To give Holden a fair go, the Aussie industry was originally heavily protected by import tariffs and, some would argue, later also by a rather unique set of Australian Design Rules covering safety and emissions. Over the years, Holden gradually retrenched from having an assembly plant in every state, Leyland Australia’s plant shut in 1974, Volkswagen left (selling out to Nissan) in 1976, Chrysler sold out to Mitsubishi in 1981, and Toyota took over AMI. Gradually, import tariffs reduced, CKD assembly was no longer needed, various government industry plans were tried (the Button model rationalisation era led to some bizarre product sharing models such as the Toyota Lexcen-badged Holden Commodore), Nissan closed its plant in 1994 and Mitsubishi shut down earlier this decade.
Which left Holden (Commodore), Toyota (Camry) and Ford (Falcon).

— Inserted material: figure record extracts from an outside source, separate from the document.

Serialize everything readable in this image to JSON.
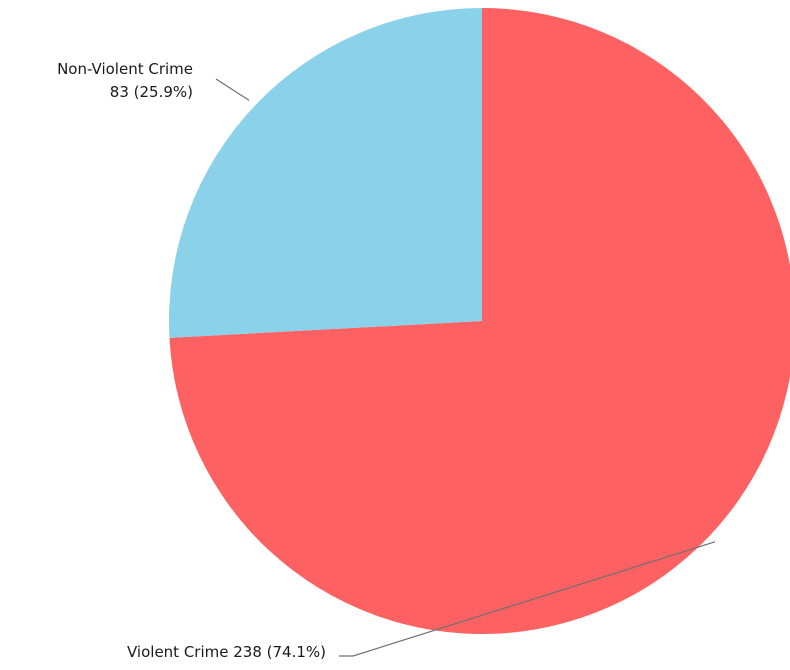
{
  "chart_data": {
    "type": "pie",
    "title": "",
    "series": [
      {
        "name": "Violent Crime",
        "value": 238,
        "percent_label": "(74.1%)",
        "label_line1": "Violent Crime 238 (74.1%)",
        "label_line2": "",
        "color": "#fd6161"
      },
      {
        "name": "Non-Violent Crime",
        "value": 83,
        "percent_label": "(25.9%)",
        "label_line1": "Non-Violent Crime",
        "label_line2": "83 (25.9%)",
        "color": "#89d2ea"
      }
    ],
    "start_angle_deg": 0,
    "direction": "clockwise",
    "legend": "none"
  }
}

The first two have achieved some export success, reviving (in Holden’s case) or introducing left-hand-drive and enjoying some success in the Middle East (both) and the US (Holden with Pontiac and now Chevrolet-badged Commodores). But both programmes have taken a knock since the credit crisis and GM’s decision to axe Pontiac, the Chevrolet volume is much lower.
Ford Australia, to my knowledge, has never built a LHD Falcon which leaves New Zealand (75,000 new cars a year in total) as its biggest export market. Five years ago, there was talk of investment in a LHD Falcon and local build of the now-current Focus but, in the end, the idea of left hook Falcons was canned and Ford built a second car plant in Thailand to build Asia’s Focus – it started production last month.
Camry aside, the Ford and Holden are prehistoric – big, six cylinder or V8 (until Ford’s recent launch of an I4 EcoBoost option), sedan, wagon, ute (El Camino-style pickup truck) and, until not that long ago, panel van. Just what the 1970s ordered.
They still sell in some numbers because there’s taxi business, the Outback travelling stock agent who still likes his big sedan, and people who want to tow a big boat, caravan or trailer.
But Aussies are increasingly showing that they reckon an SUV – and just about every non-North American one you can think of is on sale down there – will do just as well and so sales of the traditional Falcon and Commodore have been sliding for years. It’s likely the US Taurus will eventually replace the Falcon as an import tap is easier to turn on and off in response to market fluctuation than a complete local manufacture programme. The model has been sold briefly in Australia before but was overpriced. Holden could probably source the Impala as a Commodore replacement if another local model is ruled out.
Certainly, huge future investment in unique replacements for just one shrinking market is unlikely to be forthcoming from hard-pressed head offices in Detroit who see growth in markets like India and China and product plan accordingly.
If Ford goes, it’s going to be increasingly hard for local suppliers to stay in business – some have recently been in trouble. That’s going to make it difficult for GM and Toyota.
It’s a worst-case scenario, but how long will GM and Toyota stay committed to building just Cruze and Camry in a 1m-unit market?